Open-meteo also has forecast and climate change models – are these the same?

## Tutorial data

Just trying to work out how the data comes normally with the request as outlined on Open-Meteo's website.

In [None]:
# dummy tutorial request to see the data

import openmeteo_requests

import pandas as pd
import requests_cache
from retry_requests import retry

# Setup the Open-Meteo API client with cache and retry on error
cache_session = requests_cache.CachedSession('.cache', expire_after = -1)
retry_session = retry(cache_session, retries = 5, backoff_factor = 0.2)
openmeteo = openmeteo_requests.Client(session = retry_session)

# Make sure all required weather variables are listed here
# The order of variables in hourly or daily is important to assign them correctly below
url = "https://archive-api.open-meteo.com/v1/archive"
params = {
	"latitude": 52.52,
	"longitude": 13.41,
	"start_date": "2025-04-25",
	"end_date": "2025-05-09",
	"hourly": ["temperature_2m", "relative_humidity_2m", "precipitation"]
}
responses = openmeteo.weather_api(url, params=params)

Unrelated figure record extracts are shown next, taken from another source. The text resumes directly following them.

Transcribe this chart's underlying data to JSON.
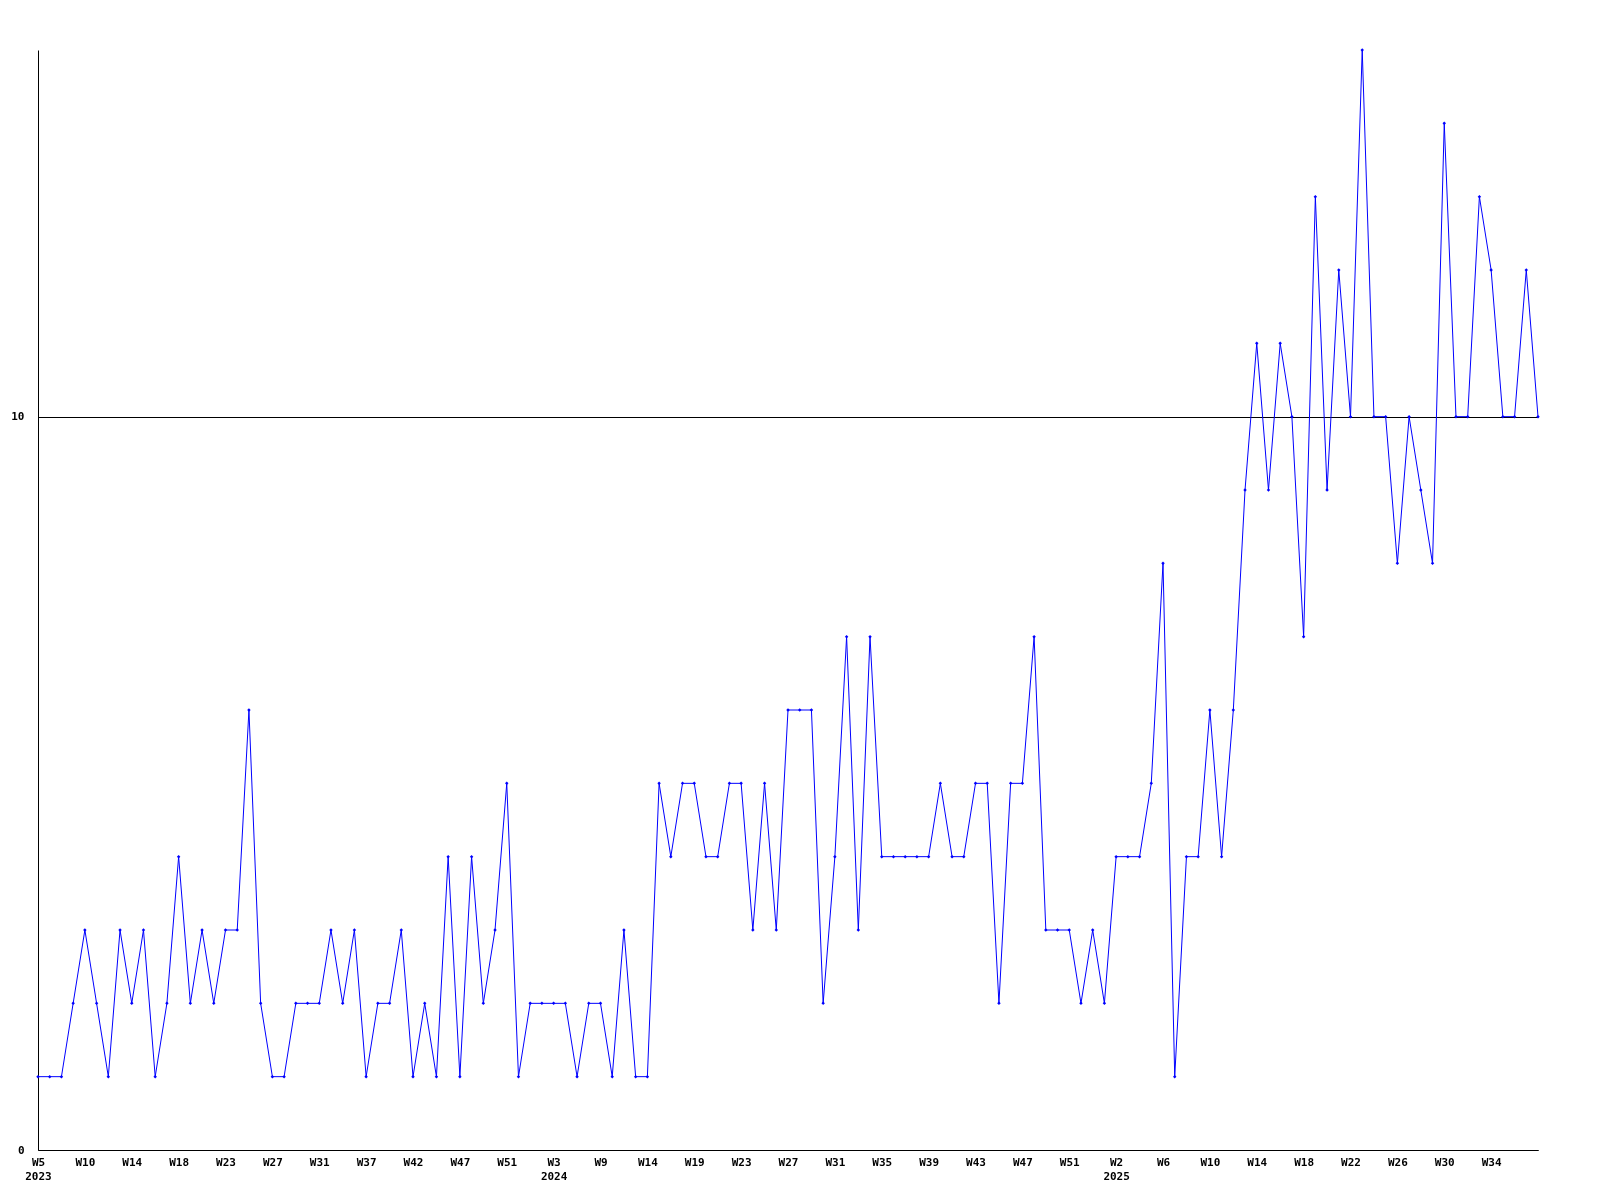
{
  "chart_data": {
    "type": "line",
    "categories": [
      "W5\n2023",
      null,
      null,
      null,
      "W10",
      null,
      null,
      null,
      "W14",
      null,
      null,
      null,
      "W18",
      null,
      null,
      null,
      "W23",
      null,
      null,
      null,
      "W27",
      null,
      null,
      null,
      "W31",
      null,
      null,
      null,
      "W37",
      null,
      null,
      null,
      "W42",
      null,
      null,
      null,
      "W47",
      null,
      null,
      null,
      "W51",
      null,
      null,
      null,
      "W3\n2024",
      null,
      null,
      null,
      "W9",
      null,
      null,
      null,
      "W14",
      null,
      null,
      null,
      "W19",
      null,
      null,
      null,
      "W23",
      null,
      null,
      null,
      "W27",
      null,
      null,
      null,
      "W31",
      null,
      null,
      null,
      "W35",
      null,
      null,
      null,
      "W39",
      null,
      null,
      null,
      "W43",
      null,
      null,
      null,
      "W47",
      null,
      null,
      null,
      "W51",
      null,
      null,
      null,
      "W2\n2025",
      null,
      null,
      null,
      "W6",
      null,
      null,
      null,
      "W10",
      null,
      null,
      null,
      "W14",
      null,
      null,
      null,
      "W18",
      null,
      null,
      null,
      "W22",
      null,
      null,
      null,
      "W26",
      null,
      null,
      null,
      "W30",
      null,
      null,
      null,
      "W34",
      null,
      null,
      null,
      null
    ],
    "series": [
      {
        "color": "#0000ff",
        "values": [
          1,
          1,
          1,
          2,
          3,
          2,
          1,
          3,
          2,
          3,
          1,
          2,
          4,
          2,
          3,
          2,
          3,
          3,
          6,
          2,
          1,
          1,
          2,
          2,
          2,
          3,
          2,
          3,
          1,
          2,
          2,
          3,
          1,
          2,
          1,
          4,
          1,
          4,
          2,
          3,
          5,
          1,
          2,
          2,
          2,
          2,
          1,
          2,
          2,
          1,
          3,
          1,
          1,
          5,
          4,
          5,
          5,
          4,
          4,
          5,
          5,
          3,
          5,
          3,
          6,
          6,
          6,
          2,
          4,
          7,
          3,
          7,
          4,
          4,
          4,
          4,
          4,
          5,
          4,
          4,
          5,
          5,
          2,
          5,
          5,
          7,
          3,
          3,
          3,
          2,
          3,
          2,
          4,
          4,
          4,
          5,
          8,
          1,
          4,
          4,
          6,
          4,
          6,
          9,
          11,
          9,
          11,
          10,
          7,
          13,
          9,
          12,
          10,
          15,
          10,
          10,
          8,
          10,
          9,
          8,
          14,
          10,
          10,
          13,
          12,
          10,
          10,
          12,
          10
        ]
      }
    ],
    "ylim": [
      0,
      15
    ],
    "yticks": [
      0,
      10
    ],
    "grid": "y",
    "marker": "diamond",
    "line_style": "solid"
  }
}
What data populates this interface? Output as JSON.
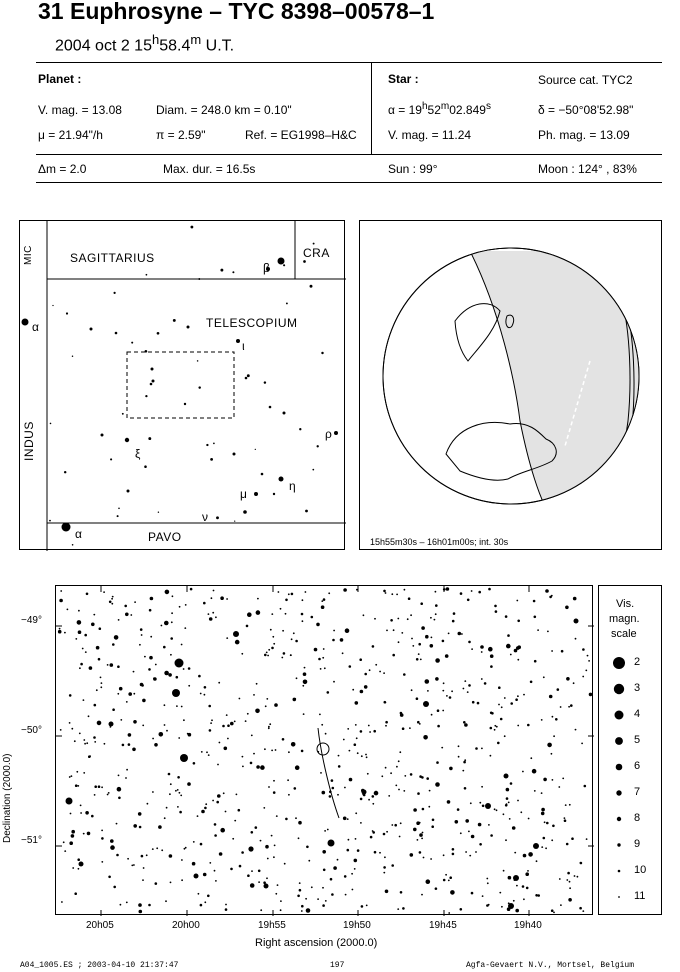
{
  "header": {
    "title": "31 Euphrosyne  –  TYC 8398–00578–1",
    "date_pre": "2004 oct  2  15",
    "date_h": "h",
    "date_mid": "58.4",
    "date_m": "m",
    "date_post": " U.T."
  },
  "planet": {
    "heading": "Planet :",
    "vmag": "V. mag. = 13.08",
    "diam": "Diam. = 248.0 km = 0.10\"",
    "mu": "μ =  21.94\"/h",
    "pi": "π =  2.59\"",
    "ref": "Ref. = EG1998–H&C"
  },
  "star": {
    "heading": "Star :",
    "source": "Source cat.  TYC2",
    "alpha_pre": "α = 19",
    "alpha_h": "h",
    "alpha_mid": "52",
    "alpha_m": "m",
    "alpha_post": "02.849",
    "alpha_s": "s",
    "delta": "δ = −50°08'52.98\"",
    "vmag": "V. mag. = 11.24",
    "phmag": "Ph. mag. = 13.09"
  },
  "summary": {
    "dm": "Δm = 2.0",
    "maxdur": "Max. dur. = 16.5s",
    "sun": "Sun :  99°",
    "moon": "Moon : 124° , 83%"
  },
  "finder": {
    "constellations": {
      "sgr": "SAGITTARIUS",
      "cra": "CRA",
      "tel": "TELESCOPIUM",
      "ind": "INDUS",
      "pav": "PAVO",
      "mic": "MIC"
    },
    "greek": {
      "beta": "β",
      "alpha_ind": "α",
      "iota": "ι",
      "rho": "ρ",
      "xi": "ξ",
      "eta": "η",
      "mu": "μ",
      "nu": "ν",
      "alpha_pav": "α"
    }
  },
  "globe": {
    "caption": "15h55m30s – 16h01m00s; int. 30s"
  },
  "chart": {
    "y_ticks": [
      "−49°",
      "−50°",
      "−51°"
    ],
    "x_ticks": [
      "20h05",
      "20h00",
      "19h55",
      "19h50",
      "19h45",
      "19h40"
    ],
    "xlabel": "Right ascension (2000.0)",
    "ylabel": "Declination (2000.0)",
    "scale_title_1": "Vis.",
    "scale_title_2": "magn.",
    "scale_title_3": "scale",
    "scale": [
      "2",
      "3",
      "4",
      "5",
      "6",
      "7",
      "8",
      "9",
      "10",
      "11"
    ]
  },
  "footer": {
    "left": "A04_1005.ES ; 2003-04-10 21:37:47",
    "center": "197",
    "right": "Agfa-Gevaert N.V., Mortsel, Belgium"
  }
}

# Process first location. Add a for-loop for multiple locations or weather models
response = responses[0]
print(f"Coordinates {response.Latitude()}°N {response.Longitude()}°E")
print(f"Elevation {response.Elevation()} m asl")
print(f"Timezone {response.Timezone()}{response.TimezoneAbbreviation()}")
print(f"Timezone difference to GMT+0 {response.UtcOffsetSeconds()} s")

# Process hourly data. The order of variables needs to be the same as requested.
hourly = response.Hourly()
hourly_temperature_2m = hourly.Variables(0).ValuesAsNumpy()
hourly_relative_humidity_2m = hourly.Variables(1).ValuesAsNumpy()
hourly_precipitation = hourly.Variables(2).ValuesAsNumpy()

hourly_data = {"date": pd.date_range(
	start = pd.to_datetime(hourly.Time(), unit = "s", utc = True),
	end = pd.to_datetime(hourly.TimeEnd(), unit = "s", utc = True),
	freq = pd.Timedelta(seconds = hourly.Interval()),
	inclusive = "left"
)}

hourly_data["temperature_2m"] = hourly_temperature_2m
hourly_data["relative_humidity_2m"] = hourly_relative_humidity_2m
hourly_data["precipitation"] = hourly_precipitation

hourly_dataframe = pd.DataFrame(data = hourly_data)
print(hourly_dataframe)